According to Wolfrum, the idea for the creation of the device originally came to him out of necessity, from "…Recording bands back then [early 1960s] and the fact that I simply couldn't afford microphones." It was at Detroit's WEXL in 1962 that 16-year-old staff engineer Wolfrum incorporated his newly created passive direct interface box – later known at the "Wolfbox" – as an interface from the high-impedance output of church PA systems to the microphone input of broadcast audio mixers.

==Recent versions==
In 2013, a limited-edition run of 25 new Wolfboxes were designed, plotted, supervised & signed by Dr. Wolfrum, in a non-exclusive (unlicensed) agreement with Acme Audio Mfg. Company. Using NOS components and original A-11J and A-12J triad transformers sourced from vintage gear, these new versions found their way to such places as Nashville's Blackbird Studios, London's Abbey Road, and to Blue Note Records President and bassist Don Was. After the 25-unit production, Dr. Wolfrum ended his Acme collaboration and released his schematic of the Wolfbox in 2014 for free public non-commercial use.

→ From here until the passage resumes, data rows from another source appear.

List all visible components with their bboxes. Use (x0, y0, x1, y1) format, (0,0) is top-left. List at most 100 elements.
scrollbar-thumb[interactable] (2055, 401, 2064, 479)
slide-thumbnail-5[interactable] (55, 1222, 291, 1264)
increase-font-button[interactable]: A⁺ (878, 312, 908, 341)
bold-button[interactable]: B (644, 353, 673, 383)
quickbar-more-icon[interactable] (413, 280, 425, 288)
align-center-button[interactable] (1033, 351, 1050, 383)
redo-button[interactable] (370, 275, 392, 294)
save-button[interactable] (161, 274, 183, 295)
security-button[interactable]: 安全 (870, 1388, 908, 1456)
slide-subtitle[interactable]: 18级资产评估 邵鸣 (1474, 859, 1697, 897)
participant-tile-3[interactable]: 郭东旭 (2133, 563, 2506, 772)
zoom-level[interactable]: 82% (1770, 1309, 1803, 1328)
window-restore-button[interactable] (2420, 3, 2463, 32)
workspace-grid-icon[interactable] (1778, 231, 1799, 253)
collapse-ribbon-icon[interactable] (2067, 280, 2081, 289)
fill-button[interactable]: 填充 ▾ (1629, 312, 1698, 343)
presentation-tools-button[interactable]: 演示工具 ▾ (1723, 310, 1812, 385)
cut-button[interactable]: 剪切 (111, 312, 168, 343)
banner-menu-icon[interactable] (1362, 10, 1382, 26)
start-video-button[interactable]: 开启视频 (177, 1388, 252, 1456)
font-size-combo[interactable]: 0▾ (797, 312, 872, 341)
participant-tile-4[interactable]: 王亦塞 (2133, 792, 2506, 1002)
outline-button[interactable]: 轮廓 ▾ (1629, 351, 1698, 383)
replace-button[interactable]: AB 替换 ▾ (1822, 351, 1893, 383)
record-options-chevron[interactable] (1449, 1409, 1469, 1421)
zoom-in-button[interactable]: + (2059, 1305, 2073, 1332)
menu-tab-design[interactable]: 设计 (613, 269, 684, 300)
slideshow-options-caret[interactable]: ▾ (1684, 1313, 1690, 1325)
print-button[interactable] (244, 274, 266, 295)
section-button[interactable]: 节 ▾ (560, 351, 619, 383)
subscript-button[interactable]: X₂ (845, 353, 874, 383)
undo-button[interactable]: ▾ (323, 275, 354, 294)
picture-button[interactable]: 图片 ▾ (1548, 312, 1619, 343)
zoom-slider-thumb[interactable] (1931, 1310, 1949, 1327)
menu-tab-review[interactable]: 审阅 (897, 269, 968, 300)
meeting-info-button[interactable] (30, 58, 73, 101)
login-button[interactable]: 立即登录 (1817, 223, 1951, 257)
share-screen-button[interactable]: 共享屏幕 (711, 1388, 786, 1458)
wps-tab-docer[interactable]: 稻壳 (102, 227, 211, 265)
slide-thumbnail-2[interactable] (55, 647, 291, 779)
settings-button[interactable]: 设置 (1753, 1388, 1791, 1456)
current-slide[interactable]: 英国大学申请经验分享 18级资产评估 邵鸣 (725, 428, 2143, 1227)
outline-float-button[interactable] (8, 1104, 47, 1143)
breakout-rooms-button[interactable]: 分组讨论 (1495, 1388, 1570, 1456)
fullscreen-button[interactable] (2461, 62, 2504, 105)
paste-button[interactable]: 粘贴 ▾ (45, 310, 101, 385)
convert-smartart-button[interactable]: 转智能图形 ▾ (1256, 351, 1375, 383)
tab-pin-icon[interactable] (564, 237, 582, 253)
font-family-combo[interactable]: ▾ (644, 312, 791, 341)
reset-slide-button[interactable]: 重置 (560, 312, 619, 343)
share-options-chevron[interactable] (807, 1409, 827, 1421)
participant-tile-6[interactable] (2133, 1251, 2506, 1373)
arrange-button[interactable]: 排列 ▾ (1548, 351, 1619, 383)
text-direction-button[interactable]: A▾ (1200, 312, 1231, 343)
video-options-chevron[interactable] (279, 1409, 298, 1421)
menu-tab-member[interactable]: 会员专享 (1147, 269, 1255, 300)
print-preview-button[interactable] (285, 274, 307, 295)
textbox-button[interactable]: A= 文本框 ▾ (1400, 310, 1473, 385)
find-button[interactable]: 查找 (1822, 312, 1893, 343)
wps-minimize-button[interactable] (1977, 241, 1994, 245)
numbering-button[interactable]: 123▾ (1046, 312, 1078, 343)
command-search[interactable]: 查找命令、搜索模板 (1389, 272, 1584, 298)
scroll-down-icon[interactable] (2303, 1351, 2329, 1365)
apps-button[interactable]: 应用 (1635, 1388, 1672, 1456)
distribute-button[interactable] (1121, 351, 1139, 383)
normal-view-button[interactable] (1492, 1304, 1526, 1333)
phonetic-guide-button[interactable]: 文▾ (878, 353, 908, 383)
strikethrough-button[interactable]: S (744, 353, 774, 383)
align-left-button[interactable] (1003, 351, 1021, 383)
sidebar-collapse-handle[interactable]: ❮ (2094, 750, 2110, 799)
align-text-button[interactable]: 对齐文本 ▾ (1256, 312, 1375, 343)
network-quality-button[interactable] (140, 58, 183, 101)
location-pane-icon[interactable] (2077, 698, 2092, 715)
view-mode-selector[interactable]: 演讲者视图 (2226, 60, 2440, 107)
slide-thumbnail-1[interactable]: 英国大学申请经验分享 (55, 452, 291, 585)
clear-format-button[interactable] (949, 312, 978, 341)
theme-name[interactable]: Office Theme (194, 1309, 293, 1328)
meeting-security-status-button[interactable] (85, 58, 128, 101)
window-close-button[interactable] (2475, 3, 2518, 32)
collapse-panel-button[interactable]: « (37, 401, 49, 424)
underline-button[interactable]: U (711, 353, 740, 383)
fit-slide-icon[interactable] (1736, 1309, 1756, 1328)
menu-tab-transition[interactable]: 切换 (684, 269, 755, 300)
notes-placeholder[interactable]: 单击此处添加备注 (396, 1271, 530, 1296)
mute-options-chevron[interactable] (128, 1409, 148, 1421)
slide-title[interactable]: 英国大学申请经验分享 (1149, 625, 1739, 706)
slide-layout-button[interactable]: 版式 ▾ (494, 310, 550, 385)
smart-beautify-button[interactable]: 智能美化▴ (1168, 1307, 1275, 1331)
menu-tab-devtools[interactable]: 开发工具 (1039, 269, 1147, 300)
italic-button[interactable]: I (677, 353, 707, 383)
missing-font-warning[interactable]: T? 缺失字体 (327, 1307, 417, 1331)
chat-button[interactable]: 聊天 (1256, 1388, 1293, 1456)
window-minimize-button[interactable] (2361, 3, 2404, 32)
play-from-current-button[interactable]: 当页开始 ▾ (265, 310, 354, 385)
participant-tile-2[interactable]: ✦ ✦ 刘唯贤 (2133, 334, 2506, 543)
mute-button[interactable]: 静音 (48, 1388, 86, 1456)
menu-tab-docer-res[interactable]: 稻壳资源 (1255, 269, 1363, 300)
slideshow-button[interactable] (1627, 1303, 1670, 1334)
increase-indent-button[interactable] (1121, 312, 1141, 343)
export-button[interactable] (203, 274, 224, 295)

Now Acme Audio Mfg. Co. produces "The Motown DI" which uses a new transformer inspired by the original OEM Triad transformers, and is a partial clone of a DI box used on a small number of recordings at Motown.

==Molybdenum and limited resources==
The original Wolfboxes relied on vintage A-11J and A-12J Triad transformers whose metal structure (i.e. Molybdenum composition) became regulated due to mining and manufacturing toxicity by OSHA and EPA restrictions.